The build broke again, not because of bad code, but because of bad communication between the edge and the cluster. You watch requests bounce off a CDN node like a tennis ball before they ever reach your microservice. That’s when Fastly Compute@Edge and Microsoft AKS start looking like a pair worth teaching to dance.
Fastly Compute@Edge runs lightweight, serverless code at the edge, close to users and far from latency. Microsoft AKS orchestrates container workloads at scale. When you combine them, the edge becomes the front line of routing logic and authentication, while AKS executes deeper application tasks. Think of Compute@Edge as the bouncer, AKS as the party inside the club.
How do Fastly Compute@Edge and Microsoft AKS actually connect?

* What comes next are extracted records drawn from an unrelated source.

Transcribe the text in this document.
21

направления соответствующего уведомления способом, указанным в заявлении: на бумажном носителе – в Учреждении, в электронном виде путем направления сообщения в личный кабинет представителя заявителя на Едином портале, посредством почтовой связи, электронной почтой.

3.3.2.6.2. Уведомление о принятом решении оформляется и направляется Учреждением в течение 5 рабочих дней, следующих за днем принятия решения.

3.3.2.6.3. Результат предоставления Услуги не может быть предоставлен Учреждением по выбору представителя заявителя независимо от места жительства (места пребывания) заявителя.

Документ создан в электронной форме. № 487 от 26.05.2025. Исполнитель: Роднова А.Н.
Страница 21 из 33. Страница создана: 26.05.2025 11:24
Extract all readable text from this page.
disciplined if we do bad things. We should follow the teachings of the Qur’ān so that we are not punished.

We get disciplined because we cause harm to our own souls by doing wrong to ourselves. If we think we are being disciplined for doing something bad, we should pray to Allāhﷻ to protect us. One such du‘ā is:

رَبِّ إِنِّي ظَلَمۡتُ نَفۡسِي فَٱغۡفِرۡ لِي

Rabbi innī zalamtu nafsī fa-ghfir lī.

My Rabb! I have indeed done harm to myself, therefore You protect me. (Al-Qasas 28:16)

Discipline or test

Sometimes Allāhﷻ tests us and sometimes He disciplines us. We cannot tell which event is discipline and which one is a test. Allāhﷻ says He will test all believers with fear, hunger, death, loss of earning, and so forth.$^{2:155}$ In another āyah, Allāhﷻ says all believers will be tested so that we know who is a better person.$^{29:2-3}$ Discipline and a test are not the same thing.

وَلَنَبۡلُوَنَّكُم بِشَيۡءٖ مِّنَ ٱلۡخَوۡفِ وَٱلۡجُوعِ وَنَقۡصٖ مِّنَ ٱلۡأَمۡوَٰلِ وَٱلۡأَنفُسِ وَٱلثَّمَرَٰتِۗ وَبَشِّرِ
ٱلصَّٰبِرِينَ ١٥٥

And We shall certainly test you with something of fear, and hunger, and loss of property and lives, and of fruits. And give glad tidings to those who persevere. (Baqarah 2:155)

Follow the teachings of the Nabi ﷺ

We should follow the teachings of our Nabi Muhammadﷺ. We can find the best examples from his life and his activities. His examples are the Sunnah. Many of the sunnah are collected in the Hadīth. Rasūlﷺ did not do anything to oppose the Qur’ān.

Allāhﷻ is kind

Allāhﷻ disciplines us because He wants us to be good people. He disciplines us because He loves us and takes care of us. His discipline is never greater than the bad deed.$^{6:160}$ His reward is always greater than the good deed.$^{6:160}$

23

Requests hit Fastly’s edge nodes first, where code written in JavaScript, Rust, or Go decides how to route traffic. This edge logic can authenticate users via OIDC or SAML, apply rate limits, and attach identity tokens. The request then moves to AKS, where Kubernetes services use those tokens to validate RBAC roles and enforce business logic. The trust boundary shifts closer to the user, and latency melts away.
A minimal example looks like this in principle: Fastly’s VCL or Compute@Edge service intercepts requests, consults an external identity provider such as Okta or Azure AD, and injects headers. AKS consumes these values through a sidecar or ingress controller that understands the identity scheme. No secrets leak, no dynamic policies live untested.
Best practices that keep it sane
- Map edge service roles to Kubernetes namespaces through RBAC or managed identities.
- Rotate secrets with short TTLs through Azure Key Vault, not environment variables.
- Log both edge and cluster events under one correlate ID for traceability.